Very nice Urbex fam. Miserable thoughts of disgusting food, wrong bills and foul toilets came back to me when sitting in our local (derelict) Little Chef.



smiler said:


> What a loss to culinary excellence,


I agree Smiler. I recently stopped off at a Little Chef just to try that weirdly nice microwave-in-the-bag scrambled egg they served. Turns out that it had been Heston Blumenbleughed with talking urinals and clouds on the ceiling.


----------



## Urbex Fam (May 4, 2017)

Thanks! We all have the theme song from the video stuck in our head now though!


----------



## KM Punk (May 4, 2017)

I'm not usually a fan of UE videos, but I enjoyed yours. Much better than a shaky video with heavy breathing than you find all over YouTube.
Nice to see this back on the forums, cheers for sharing


----------



## Urbex Fam (May 4, 2017)

KM Punk said:


> I'm not usually a fan of UE videos, but I enjoyed yours. Much better than a shaky video with heavy breathing than you find all over YouTube.
> Nice to see this back on the forums, cheers for sharing



Yes I know what you mean!
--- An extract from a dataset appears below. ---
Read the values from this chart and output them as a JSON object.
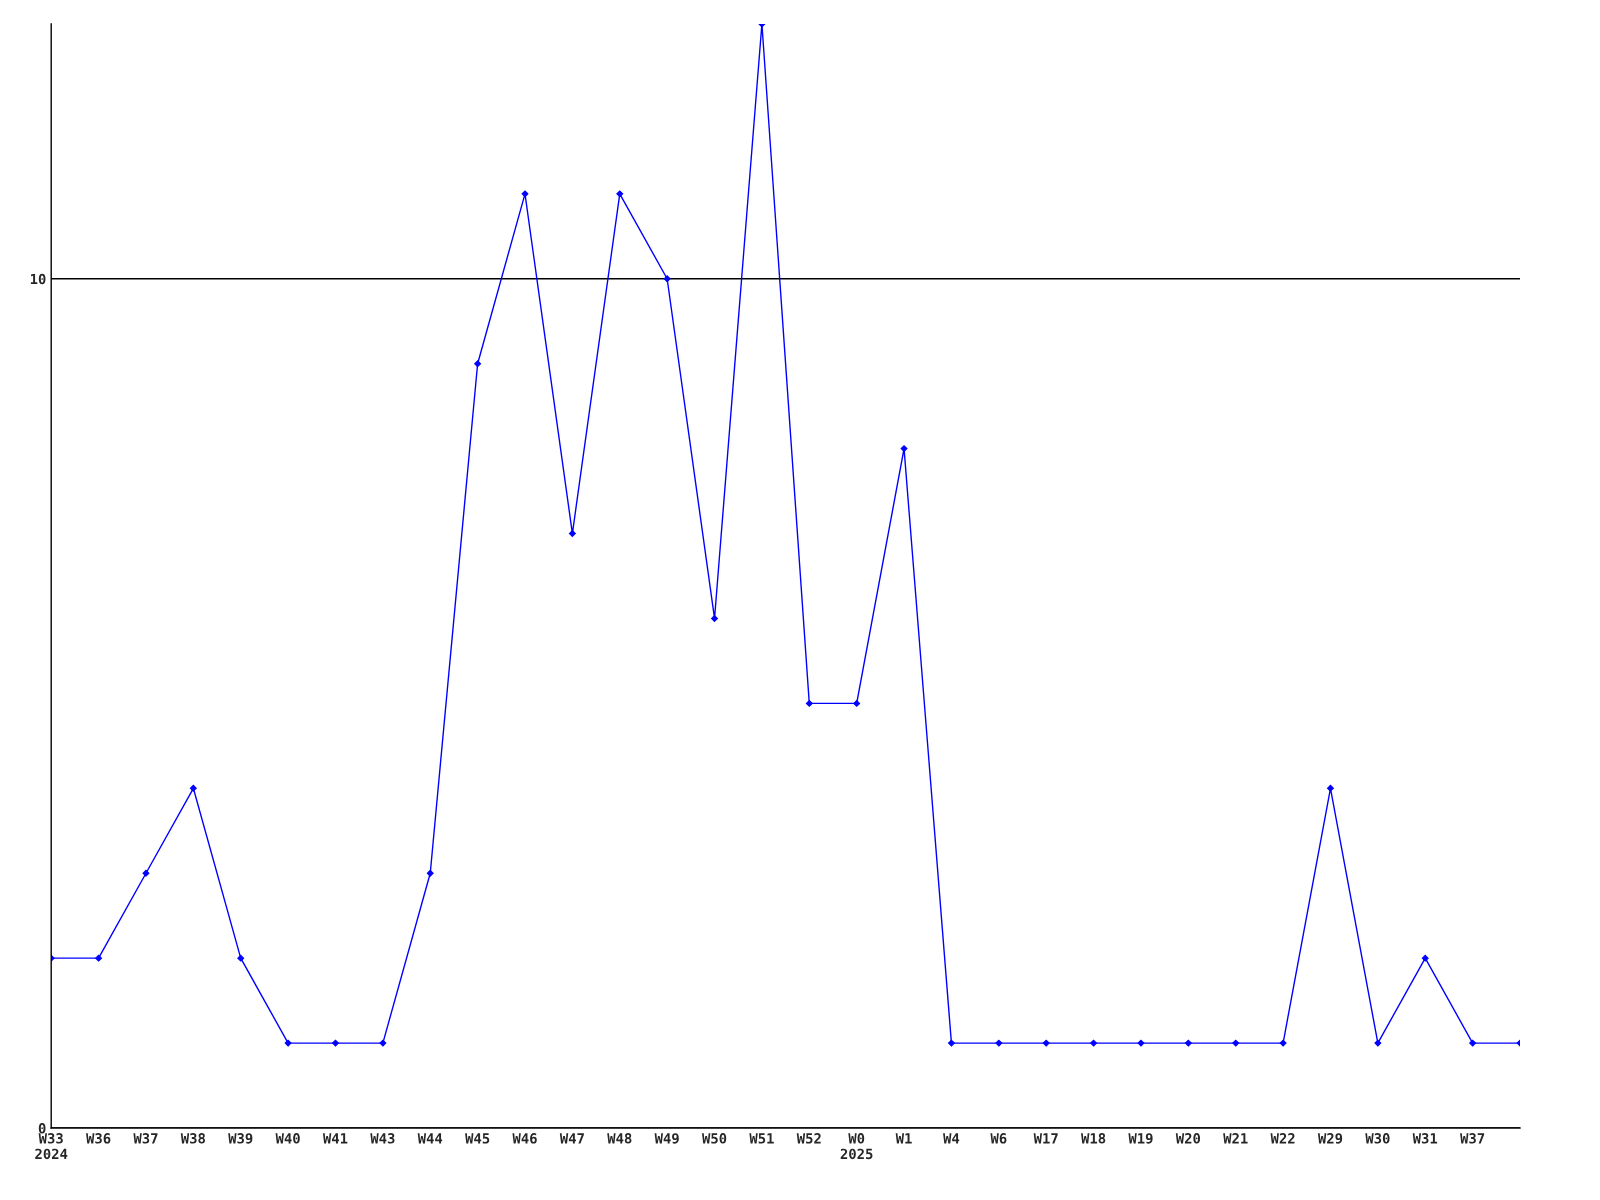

Thank you- glad to know they are enjoyable!


----------



## prettyvacant71 (Jun 30, 2017)

Didn't that posh twat on TV serve up snail porridge to try to stop the chain going bust??? I won't be trying that one microwaved in a bag then...pheeew

I remember that advert...its taken me over 20 yrs to get that annoying noise outa me head only to hear it again just now, your vid should come with a trigger warning.


----------